The social calculation was understandable; the theological consequence was catastrophic. By his withdrawal Peter was effectively saying that Gentile believers were not fully clean, not fully included, not fully equal — that something beyond faith in Christ was required.
Paul calls this a failure to walk in step with the truth of the Gospel. Then the counterstatement: I have been crucified with Christ. The perfect tense — I have been, and remain, crucified — indicates a past event with continuing present reality.
At the cross, Paul's old self died — the self that operated by the logic of law and performance and identity-by-boundary. That self was nailed to the cross with Christ and has not come down. The life that continues is not a better version of the old life; it is a new life, lived by a different principle: faith in the Son of God who loved me and gave himself for me.
The love is personal and the giving is historical — past tense, done, accomplished. Who loved me and gave himself for me. Five words in the Greek, and they are the hinge of Galatians. Not loved us in the abstract, not gave himself for humanity as a concept, but for me — the specific person writing this letter, the former persecutor of the church, the man who was violently wrong and has been violently graced.
The personalisation of the atonement is not a sentimental addition; it is the logical consequence of a crucifixion that was historically real and therefore personally applicable. Christ died for the world; he also died for Paul.
He also died for you.
Digging Deeper
The Antioch incident (Galatians 2:11–14) reveals that the struggle for the Gospel's integrity in the early church was not primarily an abstract theological debate but a social and relational conflict.
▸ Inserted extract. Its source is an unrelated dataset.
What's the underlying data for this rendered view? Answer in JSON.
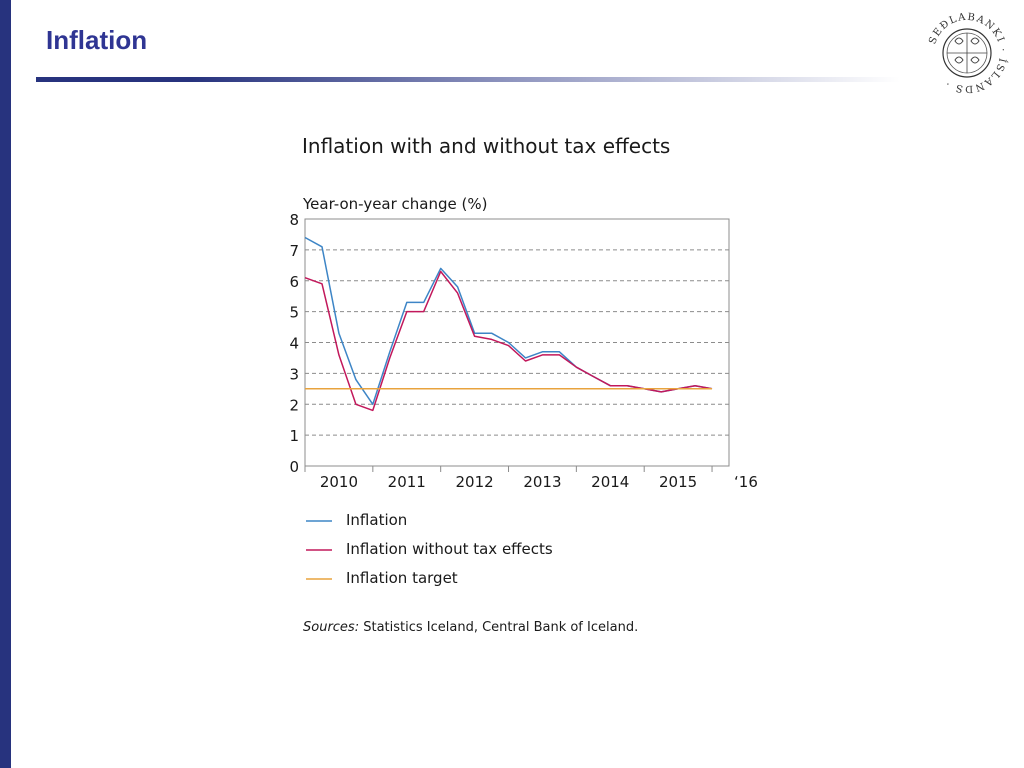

Peter was not teaching heresy; he was eating differently depending on who was watching. But Paul understands that table-fellowship is theology embodied — who eats with whom says everything about who is included and on what terms.
The restoration of table-fellowship between Jew and Gentile is one of the most visible signs of the Gospel's power, and Peter's withdrawal undermined it. Living in step with the Gospel's truth is not only a matter of doctrine; it is a matter of practice.
🪞 Reflect on this • "I have been crucified with Christ" — what remains of the old self that you have allowed to come down from the cross? What old operating principle do you keep reinstalling? • Who loved me and gave himself for me: can you personalise the atonement the way Paul does?
Take sixty seconds to say it slowly with your own name. • Peter's withdrawal was social conformity disguised as caution. Where in your life do you withdraw from the full implications of the Gospel when the cost of consistency rises?
👣 Take a Step — Stay on the Cross Identify the "old self" behaviour or motivation you have allowed to come back down from the cross — the approval-seeking, the performance, the old identity. Name it specifically.
Write "crucified with Christ" beside it, and this week, when it rises again, remind yourself: that person died. The life I now live, I live by faith. Prayer: Lord Jesus, you loved me and gave yourself for me — personally, specifically, for me.
I have been crucified with you. The old self is not on holiday; it is dead. Teach me to live as a person who has already died and been raised — no longer operating by the law of performance, but by the principle of faith in the One who gave everything.